A MinIO s3 Object Storage as the data storage component
A Hive metastore to keep track of table metadata
A single-node Presto cluster as the SQL query engine
A Spark cluster to use to create Hudi tables

This section is comprised of the following steps:

Set up an Open Lakehouse
1. Build the minimal Hive metastore image
2. Spin up all containers
- Looking at the Docker Compose file
2. Check that services have started
3. Connect Presto to Table Formats

1. Build the minimal Hive metastore image¶

In order to use our table formats with Presto, we will to set up a Hive metastore to sync our data across different database engines. Hudi integration with Presto currently requires a Hive metastore, but there are other catalog options when using Iceberg with Presto including Hive, Nessie, Glue, and REST server. You can read more about the options on the Iceberg Connector page of the Presto docs.

For this lab, we'll use the Hive metastore for all our table format integrations and build a minimal Hive metastore image from the Dockerfile included in this repo to do so.

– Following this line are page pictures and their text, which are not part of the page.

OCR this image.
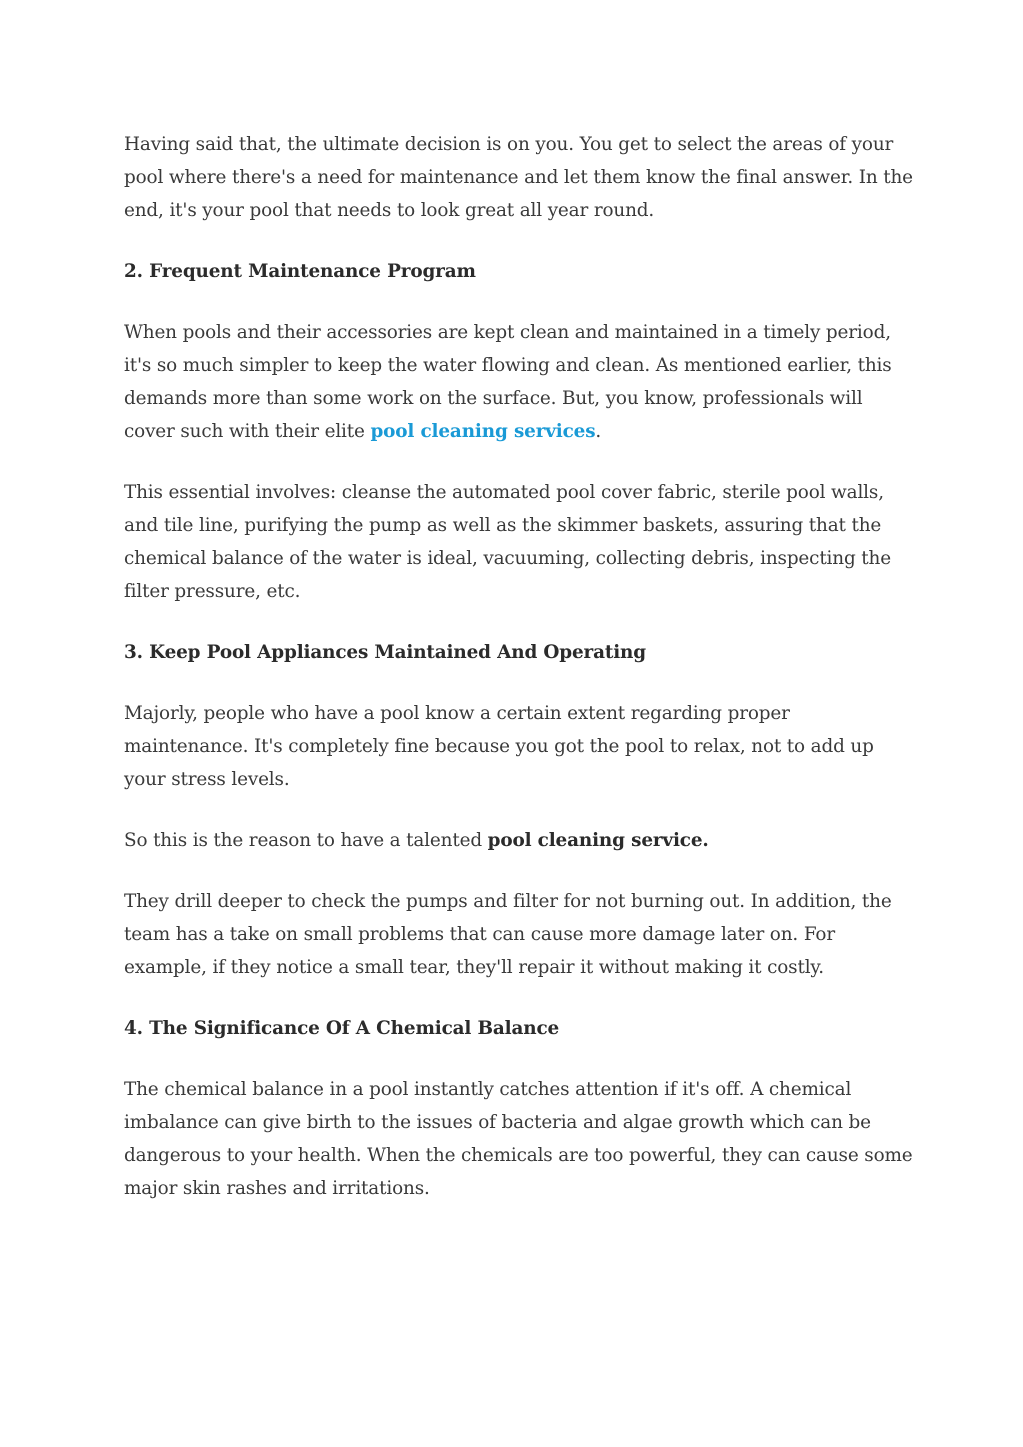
Having said that, the ultimate decision is on you. You get to select the areas of your pool where there's a need for maintenance and let them know the final answer. In the end, it's your pool that needs to look great all year round.

2. Frequent Maintenance Program

When pools and their accessories are kept clean and maintained in a timely period, it's so much simpler to keep the water flowing and clean. As mentioned earlier, this demands more than some work on the surface. But, you know, professionals will cover such with their elite pool cleaning services.

This essential involves: cleanse the automated pool cover fabric, sterile pool walls, and tile line, purifying the pump as well as the skimmer baskets, assuring that the chemical balance of the water is ideal, vacuuming, collecting debris, inspecting the filter pressure, etc.

3. Keep Pool Appliances Maintained And Operating

Majorly, people who have a pool know a certain extent regarding proper maintenance. It's completely fine because you got the pool to relax, not to add up your stress levels.

So this is the reason to have a talented pool cleaning service.

They drill deeper to check the pumps and filter for not burning out. In addition, the team has a take on small problems that can cause more damage later on. For example, if they notice a small tear, they'll repair it without making it costly.

4. The Significance Of A Chemical Balance

The chemical balance in a pool instantly catches attention if it's off. A chemical imbalance can give birth to the issues of bacteria and algae growth which can be dangerous to your health. When the chemicals are too powerful, they can cause some major skin rashes and irritations.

Open a terminal locally and run the following commands to build the Hive metastore image:

cd src/conf
docker compose build

You will see console output while the image builds. The build may take several minutes to complete. While we wait, let's go over some of the configuration options in the metastore-site.xml file that will be passed to the metastore container on startup. The following properties are of particular interest to us:

metastore.thrift.uris: defines the endpoint of the metastore service that we're using. The hostname supplied corresponds to the hostname that is assigned to our metastore container in docker-compose.yml (see below section). The port 9083 is the default port for the Hive metastore service. As with any URI, thrift:// is the protocol by which communication takes place.
javax.jdo.option.ConnectionURL: defines the URL of the underlying database that supports the metastore service (this is different from the underlying source for our table data, which is MinIO/s3). The hostname is again the hostname of the MySQL database container (again defined in docker-compose.yml), and the port is the default MySQL port. We also give a path to a specific database, metastore_db, that will act the storage for our metastore
javax.jdo.option.ConnectionUserName and javax.jdo.option.ConnectionPassword: the username and password required to access the underlying MySQL database
fs.s3a.endpoint: the endpoint that provides the storage for the table data (not the metastore data). The hostname and port given follow the same convention as those mentioned earlier.
fs.s3a.access.key and fs.s3a.secret.key: the username and password required for the metastore to access the underlying table data
fs.s3a.path.style.access: we set this property to true to indicate that requests will be sent to, for example, s3.example.com/bucket instead of bucket.s3.example.com

Once the image has been built, we can move to step 2.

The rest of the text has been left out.